Welche konkreten Projekte haben Sie im Rahmen des Bildungscampus umgesetzt?

Wir engagieren uns vor allem für soziale und ökologische Themen, also für das eigene Umfeld und die Umwelt. Das sind im Übrigen auch die Themen, die die Jugendlichen am meisten interessieren, wo sie gut mitgehen können. Ein Beispiel ist der jährliche World Cleanup Day. Dabei befreien wir als Projektteam unsere Umwelt von Müll. Gleichzeitig sprechen wir in unserer Region andere Menschen an und motivieren sie dazu mitzumachen. Wir organisieren für alle Teilnehmenden Müllbeutel, Handschuhe und so weiter. Mit anderen Worten, wir kümmern uns um die Organisation, damit sich Interessierte möglichst einfach beteiligen können.

Im Rahmen einer anderen Aktion sammeln wir Sachspenden für Obdachlose. Dabei lernen die Jugendlichen zuerst, wie man eine Spendensammlung auf die Beine stellt.

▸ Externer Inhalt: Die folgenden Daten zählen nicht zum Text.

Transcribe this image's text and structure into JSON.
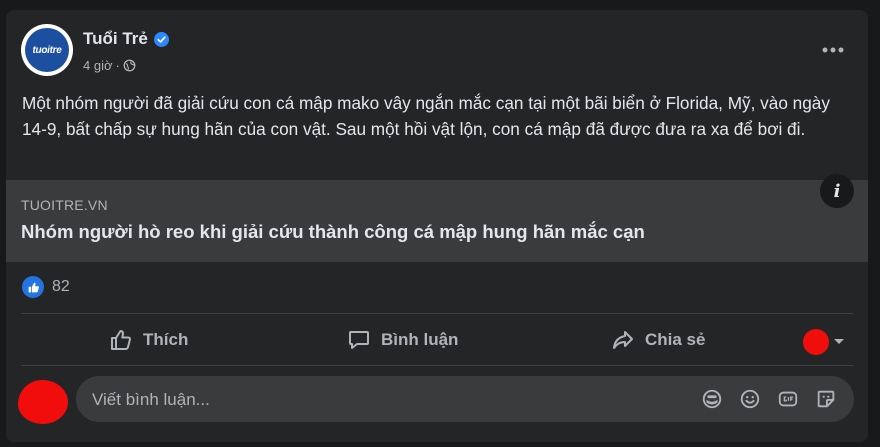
{
  "post": {
    "page_name": "Tuổi Trẻ",
    "avatar_text": "tuoitre",
    "time": "4 giờ",
    "separator": "·",
    "text": "Một nhóm người đã giải cứu con cá mập mako vây ngắn mắc cạn tại một bãi biển ở Florida, Mỹ, vào ngày 14-9, bất chấp sự hung hãn của con vật. Sau một hồi vật lộn, con cá mập đã được đưa ra xa để bơi đi."
  },
  "link": {
    "domain": "TUOITRE.VN",
    "title": "Nhóm người hò reo khi giải cứu thành công cá mập hung hãn mắc cạn",
    "info_glyph": "i"
  },
  "reactions": {
    "count": "82"
  },
  "actions": {
    "like_label": "Thích",
    "comment_label": "Bình luận",
    "share_label": "Chia sẻ"
  },
  "comment": {
    "placeholder": "Viết bình luận..."
  },
  "colors": {
    "background": "#18191a",
    "card": "#242526",
    "link_card": "#3a3b3c",
    "accent_blue": "#2374e1",
    "redaction": "#f20d0d"
  },
  "icons": [
    "verified-icon",
    "globe-icon",
    "more-icon",
    "info-icon",
    "like-reaction-icon",
    "like-icon",
    "comment-icon",
    "share-icon",
    "chevron-down-icon",
    "sticker-icon",
    "emoji-icon",
    "gif-icon",
    "avatar-sticker-icon"
  ]
}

Danach sammeln sie über mehrere Wochen die Sachspenden und übergeben sie schließlich an die Obdachlosenhilfe in Berlin. Das sind nur zwei Beispiele von vielen. Bei allen Projekten überlegen wir gemeinsam mit den Jugendlichen, wie wir uns vernetzen und verknüpfen können. Wir denken darüber nach, wen wir als Partner dazuholen können und ob es möglicherweise Sponsoren gibt.

Wie viele Teilnehmende beteiligen sich aktuell an ihren Projekten?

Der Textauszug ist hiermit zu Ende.